I know this because she is kind and nice to me. In our English class, we talk a lot. She thinks I'm funny. She's never called me fat or stupid. She's even played video games with me. She looks at me in a way that makes me wonder sometimes if she's interested in me. Sometimes the things she says make me wonder too. That's why I'm here. Poor, chubby, all wrong for her but maybe I've got a chance.

"Hey, Sam." She says smiling.

In a daze, I pour my heart out. I tell her I think she's beautiful, great in every way, and that I want to be with her. I tell her I hope there's a chance that somehow she can find it in her heart to return my feelings. I hand her the flowers I bought for her. I wipe the sweat from my palms on my pants. I feel ready to pass out. My knees are weak. They want to buckle.

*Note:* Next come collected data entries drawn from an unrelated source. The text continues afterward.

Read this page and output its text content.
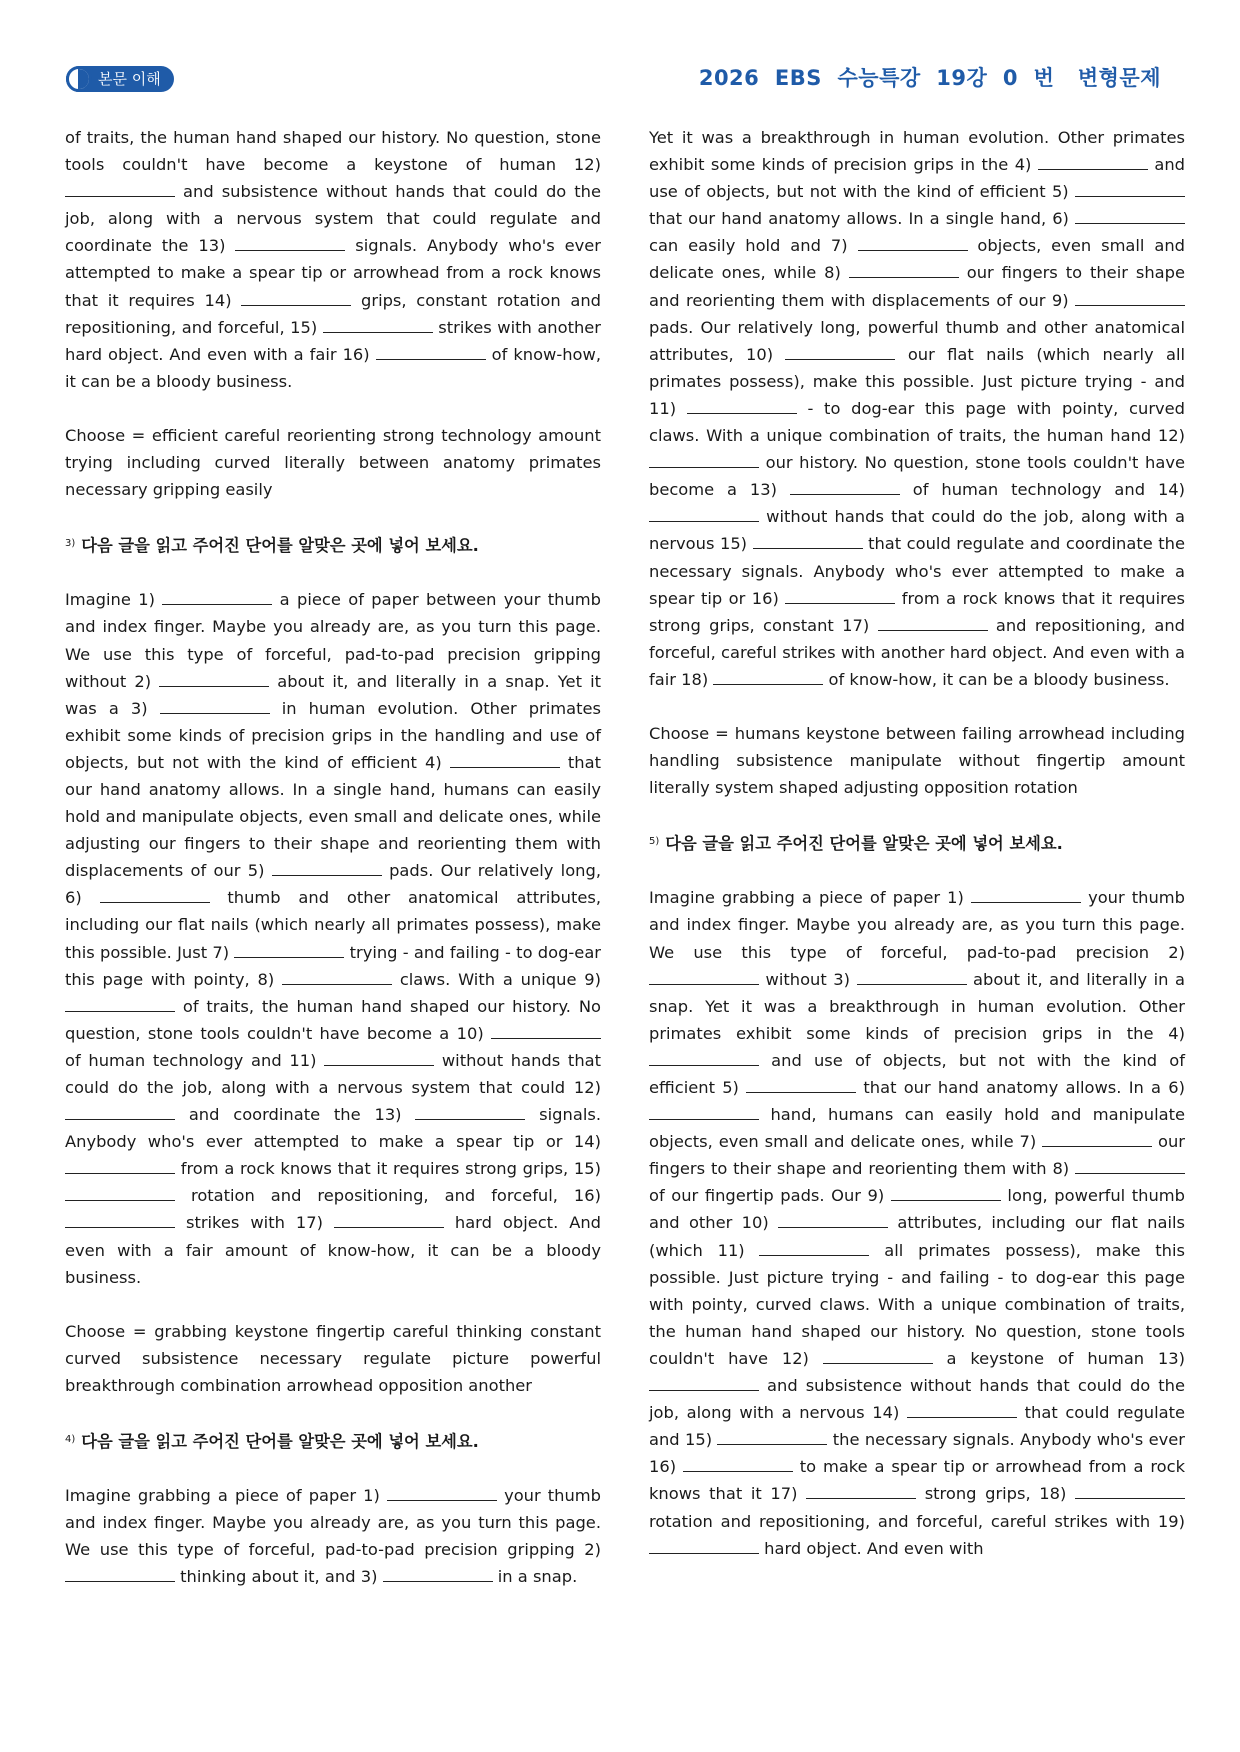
본문 이해	2026  EBS  수능특강  19강  0  번   변형문제

of traits, the human hand shaped our history. No question, stone tools couldn't have become a keystone of human 12)  and subsistence without hands that could do the job, along with a nervous system that could regulate and coordinate the 13)	signals. Anybody who's ever attempted to make a spear tip or arrowhead from a rock knows that it requires 14)	grips, constant rotation and repositioning, and forceful, 15)	strikes with another hard object. And even with a fair 16)	of know-how, it can be a bloody business.

Choose = efficient careful reorienting strong technology amount trying including curved literally between anatomy primates necessary gripping easily

$^{3)}$ 다음 글을 읽고 주어진 단어를 알맞은 곳에 넣어 보세요.

Imagine 1)	a piece of paper between your thumb and index finger. Maybe you already are, as you turn this page. We use this type of forceful, pad-to-pad precision gripping without 2)	about it, and literally in a snap. Yet it was a 3)	in human evolution. Other primates exhibit some kinds of precision grips in the handling and use of objects, but not with the kind of efficient 4)	that our hand anatomy allows. In a single hand, humans can easily hold and manipulate objects, even small and delicate ones, while adjusting our fingers to their shape and reorienting them with displacements of our 5)	pads. Our relatively long, 6)	thumb and other anatomical attributes, including our flat nails (which nearly all primates possess), make this possible. Just 7)	trying - and failing - to dog-ear this page with pointy, 8)	claws. With a unique 9)  of traits, the human hand shaped our history. No question, stone tools couldn't have become a 10)  of human technology and 11)	without hands that could do the job, along with a nervous system that could 12)  and coordinate the 13)	signals. Anybody who's ever attempted to make a spear tip or 14)  from a rock knows that it requires strong grips, 15)  rotation and repositioning, and forceful, 16)  strikes with 17)	hard object. And even with a fair amount of know-how, it can be a bloody business.

Choose = grabbing keystone fingertip careful thinking constant curved subsistence necessary regulate picture powerful breakthrough combination arrowhead opposition another

$^{4)}$ 다음 글을 읽고 주어진 단어를 알맞은 곳에 넣어 보세요.

Imagine grabbing a piece of paper 1)	your thumb and index finger. Maybe you already are, as you turn this page. We use this type of forceful, pad-to-pad precision gripping 2)  thinking about it, and 3)	in a snap.

Yet it was a breakthrough in human evolution. Other primates exhibit some kinds of precision grips in the 4)	and use of objects, but not with the kind of efficient 5)  that our hand anatomy allows. In a single hand, 6)  can easily hold and 7)	objects, even small and delicate ones, while 8)	our fingers to their shape and reorienting them with displacements of our 9)  pads. Our relatively long, powerful thumb and other anatomical attributes, 10)	our flat nails (which nearly all primates possess), make this possible. Just picture trying - and 11)	- to dog-ear this page with pointy, curved claws. With a unique combination of traits, the human hand 12)  our history. No question, stone tools couldn't have become a 13)	of human technology and 14)  without hands that could do the job, along with a nervous 15)	that could regulate and coordinate the necessary signals. Anybody who's ever attempted to make a spear tip or 16)	from a rock knows that it requires strong grips, constant 17)	and repositioning, and forceful, careful strikes with another hard object. And even with a fair 18)	of know-how, it can be a bloody business.

Choose = humans keystone between failing arrowhead including handling subsistence manipulate without fingertip amount literally system shaped adjusting opposition rotation

$^{5)}$ 다음 글을 읽고 주어진 단어를 알맞은 곳에 넣어 보세요.

Imagine grabbing a piece of paper 1)	your thumb and index finger. Maybe you already are, as you turn this page. We use this type of forceful, pad-to-pad precision 2)  without 3)	about it, and literally in a snap. Yet it was a breakthrough in human evolution. Other primates exhibit some kinds of precision grips in the 4)  and use of objects, but not with the kind of efficient 5)	that our hand anatomy allows. In a 6)  hand, humans can easily hold and manipulate objects, even small and delicate ones, while 7)	our fingers to their shape and reorienting them with 8)  of our fingertip pads. Our 9)	long, powerful thumb and other 10)	attributes, including our flat nails (which 11)	all primates possess), make this possible. Just picture trying - and failing - to dog-ear this page with pointy, curved claws. With a unique combination of traits, the human hand shaped our history. No question, stone tools couldn't have 12)	a keystone of human 13)  and subsistence without hands that could do the job, along with a nervous 14)	that could regulate and 15)	the necessary signals. Anybody who's ever 16)	to make a spear tip or arrowhead from a rock knows that it 17)	strong grips, 18)  rotation and repositioning, and forceful, careful strikes with 19)  hard object. And even with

She seems shocked for a moment. She stammers. She laughs and then apologizes. She rejects me. "I don't feel that way about you." She says, "I don't feel that way about any girl."

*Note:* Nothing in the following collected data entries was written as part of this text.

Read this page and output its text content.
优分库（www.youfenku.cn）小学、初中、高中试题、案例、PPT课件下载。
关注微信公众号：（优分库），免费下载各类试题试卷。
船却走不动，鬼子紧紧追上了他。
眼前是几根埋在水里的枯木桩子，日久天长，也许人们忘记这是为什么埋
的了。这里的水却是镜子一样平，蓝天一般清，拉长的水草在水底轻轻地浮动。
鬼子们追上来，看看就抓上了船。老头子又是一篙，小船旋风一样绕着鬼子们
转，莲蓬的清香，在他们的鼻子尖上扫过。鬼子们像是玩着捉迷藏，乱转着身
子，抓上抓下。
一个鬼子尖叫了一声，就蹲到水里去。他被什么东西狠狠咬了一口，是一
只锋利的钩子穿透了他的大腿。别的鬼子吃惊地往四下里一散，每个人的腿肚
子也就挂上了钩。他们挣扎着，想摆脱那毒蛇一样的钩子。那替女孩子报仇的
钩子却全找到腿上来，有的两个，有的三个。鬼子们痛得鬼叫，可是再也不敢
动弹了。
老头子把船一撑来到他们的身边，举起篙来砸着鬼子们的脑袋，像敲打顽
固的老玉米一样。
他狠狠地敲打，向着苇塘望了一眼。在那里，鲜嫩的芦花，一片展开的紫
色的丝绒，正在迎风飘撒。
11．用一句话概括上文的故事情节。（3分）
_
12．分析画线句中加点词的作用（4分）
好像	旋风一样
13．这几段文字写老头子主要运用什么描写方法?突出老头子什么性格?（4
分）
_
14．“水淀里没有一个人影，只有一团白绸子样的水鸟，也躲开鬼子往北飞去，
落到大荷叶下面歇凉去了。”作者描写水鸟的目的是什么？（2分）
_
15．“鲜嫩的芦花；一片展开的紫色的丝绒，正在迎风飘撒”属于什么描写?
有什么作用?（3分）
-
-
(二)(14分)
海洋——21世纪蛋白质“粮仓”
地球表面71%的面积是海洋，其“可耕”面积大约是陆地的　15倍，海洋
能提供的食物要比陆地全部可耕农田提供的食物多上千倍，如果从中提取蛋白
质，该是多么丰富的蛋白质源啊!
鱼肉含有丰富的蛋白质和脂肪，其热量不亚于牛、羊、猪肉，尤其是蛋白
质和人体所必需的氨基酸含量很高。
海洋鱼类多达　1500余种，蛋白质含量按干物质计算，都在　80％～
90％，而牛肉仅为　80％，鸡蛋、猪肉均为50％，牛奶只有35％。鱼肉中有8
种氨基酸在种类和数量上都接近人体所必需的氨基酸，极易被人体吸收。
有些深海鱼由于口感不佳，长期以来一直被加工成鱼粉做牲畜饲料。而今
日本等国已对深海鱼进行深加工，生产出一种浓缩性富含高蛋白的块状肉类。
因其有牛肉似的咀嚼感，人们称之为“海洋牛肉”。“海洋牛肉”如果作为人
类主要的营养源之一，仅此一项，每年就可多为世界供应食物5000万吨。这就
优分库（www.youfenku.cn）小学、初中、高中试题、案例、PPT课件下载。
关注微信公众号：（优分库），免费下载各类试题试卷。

I don't think that's true. I explain why I thought I had a shot. I explain about the way she would lay her head on my shoulder when we watched a movie. I remind her of the way she looks at me. I remind her of her "secret crushes" on different girls in our school. There were a lot of reasons I thought she might feel the same way.

I think the "secret crushes" struck a nerve. She looked surprised. She shoved me away from the door and slammed it in my face. "Christina!" I shouted. I heard her lock the door and run upstairs. I left.

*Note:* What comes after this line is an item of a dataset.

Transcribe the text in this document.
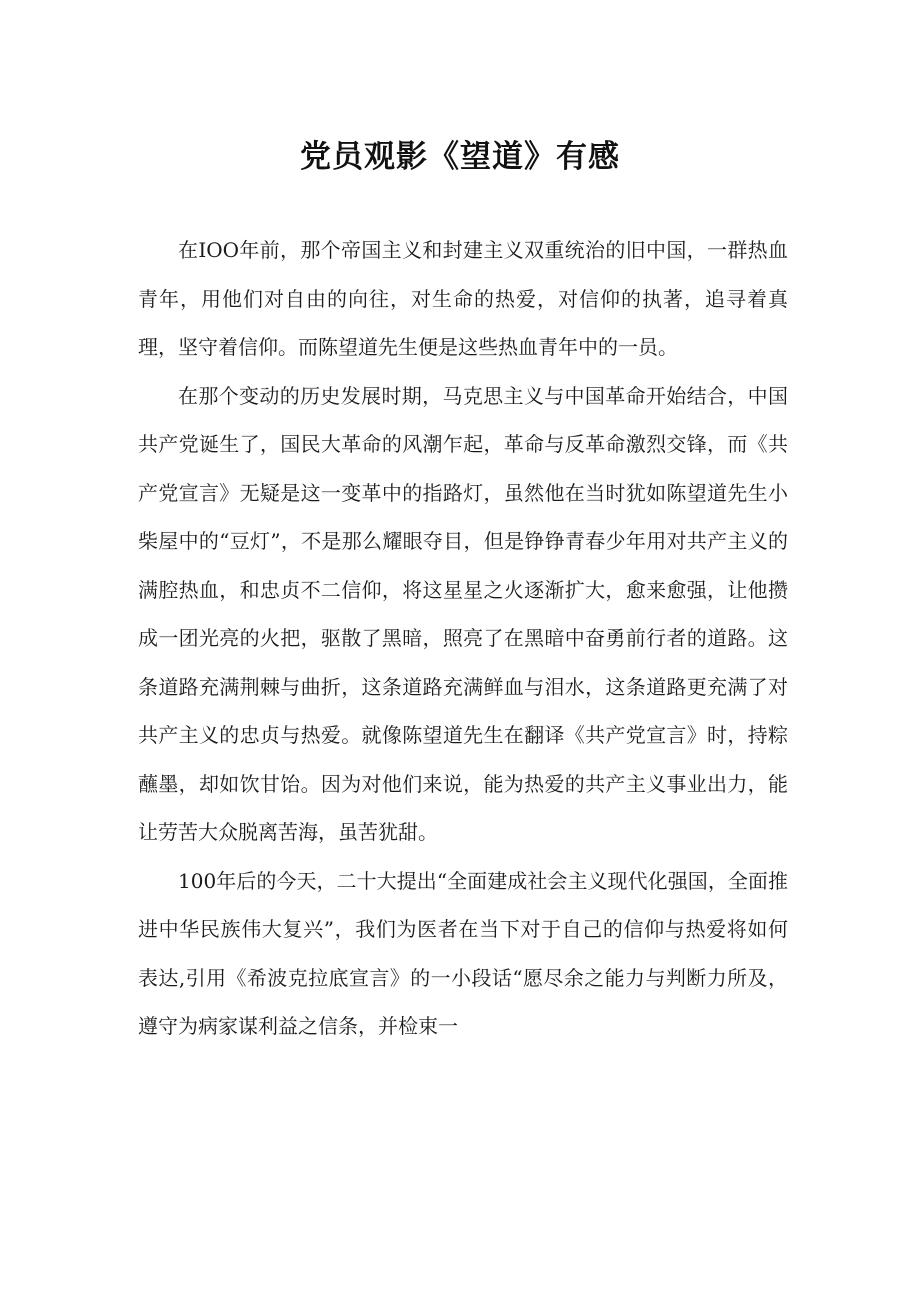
党员观影《望道》有感

在IOO年前，那个帝国主义和封建主义双重统治的旧中国，一群热血青年，用他们对自由的向往，对生命的热爱，对信仰的执著，追寻着真理，坚守着信仰。而陈望道先生便是这些热血青年中的一员。

在那个变动的历史发展时期，马克思主义与中国革命开始结合，中国共产党诞生了，国民大革命的风潮乍起，革命与反革命激烈交锋，而《共产党宣言》无疑是这一变革中的指路灯，虽然他在当时犹如陈望道先生小柴屋中的“豆灯”，不是那么耀眼夺目，但是铮铮青春少年用对共产主义的满腔热血，和忠贞不二信仰，将这星星之火逐渐扩大，愈来愈强，让他攒成一团光亮的火把，驱散了黑暗，照亮了在黑暗中奋勇前行者的道路。这条道路充满荆棘与曲折，这条道路充满鲜血与泪水，这条道路更充满了对共产主义的忠贞与热爱。就像陈望道先生在翻译《共产党宣言》时，持粽蘸墨，却如饮甘饴。因为对他们来说，能为热爱的共产主义事业出力，能让劳苦大众脱离苦海，虽苦犹甜。

100年后的今天，二十大提出“全面建成社会主义现代化强国，全面推进中华民族伟大复兴”，我们为医者在当下对于自己的信仰与热爱将如何表达,引用《希波克拉底宣言》的一小段话“愿尽余之能力与判断力所及，遵守为病家谋利益之信条，并检束一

I went to a quiet patch of woods behind my house. There was a tree I like to hang out in sometimes. I smoke there when I'm feeling especially like a reject. Today wound up being one of those days.

I don't know why I can't be like other girls my own age. I like some girly stuff. I like pink. I played with dolls growing up. I don't really like dresses. I don't like boys. I never really have. I tried to make it work before. I kissed a boy and hated it. I pushed through. He tried to get me to give him head. I almost threw up. Life's too short to suck a dick if you don't have to.

I just want to be me and be accepted that way. I'm not crazy. There's no pill I can take that will make me like boys. If I'm forced to be with a boy we'll both end up miserable. I have to be who I am. There's no way around it.

I hear some branches breaking and I see a girl about my age walking through the trees. She spots me hanging out in my tree. "Hey." She says.

"Hey." I say, "I'm Sam."

She smiles, "I'm Jackie."

Jackie just moved into the new neighborhood being built behind the woods. We smoke together and talk for hours. Her dad is an author. Her mom is a Veterinarian. She's funny, reads comics, makes mostly A's, and has mole on her neck she's very self conscious about. Turns out she digs girls too. In particular, this one.